Caganers

Homenajeando a «La Codorniz», aquella revista mítica de humor en tiempos de Franco, plagiaré una de sus más celebradas frases: «bombín es a bombón como cojín es a X, y me importa dos X que encierren a Puigdemont». Aunque si me apuran, prefiero que lo dejen suelto porque a cada frase que suelta se asemeja más al «caganer» de los belenes catalanes dejando la «plasta» en medio del «merdé» y donde menos te lo esperas. Hasta en TV3, portavoz de la separación vesánica, pasan de este cobarde huidizo.

Sin ir más lejos, el domingo dejó plantados a unos 100 independentistas que acudieron a Waterloo para realizar otra marcheta de 17 km hasta Bruselas. El gandul dijo desde su mansión napoleónica que tenía bastante trabajo siguiendo a la prensa internacional en sus artículos sobre el consumado poco menos que nada procés hacia la independencia ensoñada y de ahí, victoria tras victoria, al precipicio de la derrota final.

A poco que rasquemos mapa abajo, observamos cuanto empieza a perjudicarnos, también a los alicantinos, la «punta locura» del independentismo violento

Quizás alguno de nuestros lectores/as se pregunte si no hay bastante artillería democrática en las teles y prensa nacionales como para que aquí nos ocupemos de lo indeseable. Pero es que, a poco que rasquemos mapa abajo, observamos cuanto empieza a perjudicarnos, también a los alicantinos, la «punta locura» del independentismo violento.
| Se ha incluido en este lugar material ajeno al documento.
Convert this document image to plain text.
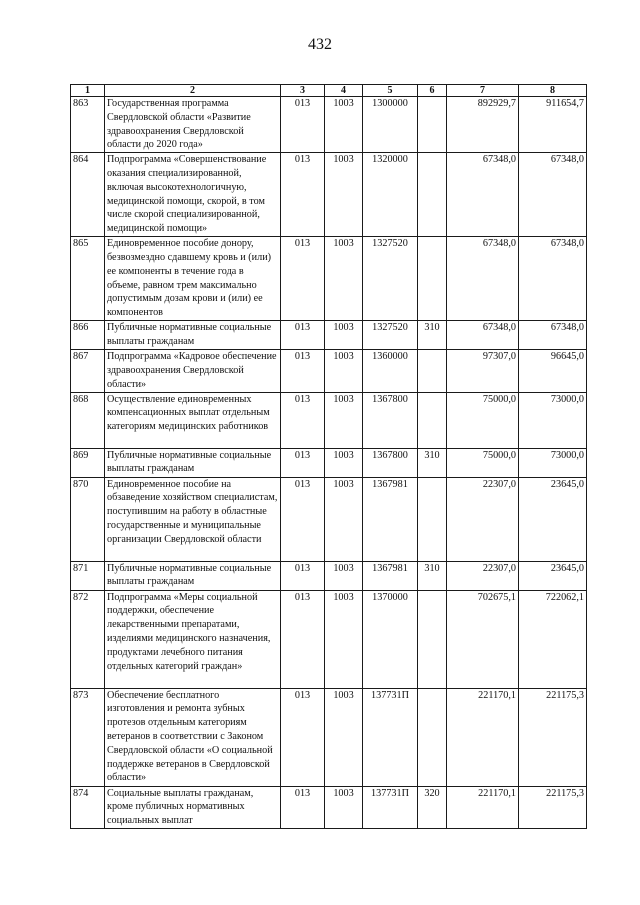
432
1	2	3	4	5	6	7	8
863	Государственная программа Свердловской области «Развитие здравоохранения Свердловской области до 2020 года»	013	1003	1300000		892929,7	911654,7
864	Подпрограмма «Совершенствование оказания специализированной, включая высокотехнологичную, медицинской помощи, скорой, в том числе скорой специализированной, медицинской помощи»	013	1003	1320000		67348,0	67348,0
865	Единовременное пособие донору, безвозмездно сдавшему кровь и (или) ее компоненты в течение года в объеме, равном трем максимально допустимым дозам крови и (или) ее компонентов	013	1003	1327520		67348,0	67348,0
866	Публичные нормативные социальные выплаты гражданам	013	1003	1327520	310	67348,0	67348,0
867	Подпрограмма «Кадровое обеспечение здравоохранения Свердловской области»	013	1003	1360000		97307,0	96645,0
868	Осуществление единовременных компенсационных выплат отдельным категориям медицинских работников	013	1003	1367800		75000,0	73000,0
869	Публичные нормативные социальные выплаты гражданам	013	1003	1367800	310	75000,0	73000,0
870	Единовременное пособие на обзаведение хозяйством специалистам, поступившим на работу в областные государственные и муниципальные организации Свердловской области	013	1003	1367981		22307,0	23645,0
871	Публичные нормативные социальные выплаты гражданам	013	1003	1367981	310	22307,0	23645,0
872	Подпрограмма «Меры социальной поддержки, обеспечение лекарственными препаратами, изделиями медицинского назначения, продуктами лечебного питания отдельных категорий граждан»	013	1003	1370000		702675,1	722062,1
873	Обеспечение бесплатного изготовления и ремонта зубных протезов отдельным категориям ветеранов в соответствии с Законом Свердловской области «О социальной поддержке ветеранов в Свердловской области»	013	1003	137731П		221170,1	221175,3
874	Социальные выплаты гражданам, кроме публичных нормативных социальных выплат	013	1003	137731П	320	221170,1	221175,3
  1. a) Nuestra flota de transporte por carretera es, aunque poco conocida, muy potente en largas distancias, pues somos una provincia eminentemente exportadora con clientela mayoritariamente europea.
  2. b) Nuestra agricultura hortofrutícola y de primor están a la cabeza del país, esencialmente en cítricos, granadas, dátiles, nísperos, etc. muchos de ellos productos perecederos que deben llegar a los mercados de Europa con la mayor celeridad posible para no depreciarse o simplemente ser rechazados.
  3. c) Nuestra principal industria, ocioso resulta recordarlo, es la del turismo. No hay nada más temeroso para cualquier visitante extranjero que enterarse de que el país que piensan visitar tiene problemas de orden público y de movilidad; baste citar los ejemplos de Egipto o Túnez como destinos criminalmente saboteados por el integrismo islámico, en algunas presuposiciones de rechazo al otro tan parecido al catalán.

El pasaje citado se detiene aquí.